Free speech repealed in Arizona
The desert sun must be getting to people in the Grand Canyon State. I'm reading one news item sure to infuriate liberals, another sure to infuriate conservatives, and both of them infuriate me.
First, Arizona lawmakers have passed a ban on t-shirts bearing the names of deceased soldiers who served in Iraq. Naturally this is pushed as a ban on "profiting" from the tragedy of their deaths, and any suppression of antiwar sentiment is merely a convenient byproduct. The purveyor of the offending shirts says he'll keep selling them.
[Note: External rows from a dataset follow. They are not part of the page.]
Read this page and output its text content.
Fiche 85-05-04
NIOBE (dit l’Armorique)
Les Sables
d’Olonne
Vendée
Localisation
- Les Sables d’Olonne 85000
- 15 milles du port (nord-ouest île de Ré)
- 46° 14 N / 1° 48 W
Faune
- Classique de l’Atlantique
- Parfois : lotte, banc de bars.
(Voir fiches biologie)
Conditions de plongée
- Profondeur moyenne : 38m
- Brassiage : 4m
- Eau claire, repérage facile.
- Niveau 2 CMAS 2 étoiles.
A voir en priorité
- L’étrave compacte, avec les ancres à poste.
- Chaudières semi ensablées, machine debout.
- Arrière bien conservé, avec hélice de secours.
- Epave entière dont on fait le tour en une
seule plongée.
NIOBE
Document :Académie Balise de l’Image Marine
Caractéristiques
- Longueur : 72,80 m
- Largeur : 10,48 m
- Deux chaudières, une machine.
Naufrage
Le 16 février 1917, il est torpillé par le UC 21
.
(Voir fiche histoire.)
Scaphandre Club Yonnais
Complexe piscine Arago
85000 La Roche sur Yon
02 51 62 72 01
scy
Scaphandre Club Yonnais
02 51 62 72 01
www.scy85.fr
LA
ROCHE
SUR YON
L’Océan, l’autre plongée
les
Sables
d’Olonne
Good for him.
Meanwhile, a professor at the big community college system in Phoenix is on the verge of being fired for emailing his colleagues a copy of George Washington's 1789 Thanksgiving proclamation last Thanksgiving. That in itself no one found offensive (although these days, who knows?). But what did offend some of the recipients' sensibilities is that the email included a link to the site where he found the proclamation's text — which happens to be Pat Buchanan's site. Evidently some of the professor's colleagues clicked through and thought the materials there pertaining to immigration tantamount to "hate speech."
Whatever happened to "I disapprove of what you say, but I will defend to the death your right to say it."? Whether or not Voltaire said it, they're still fine words to live by.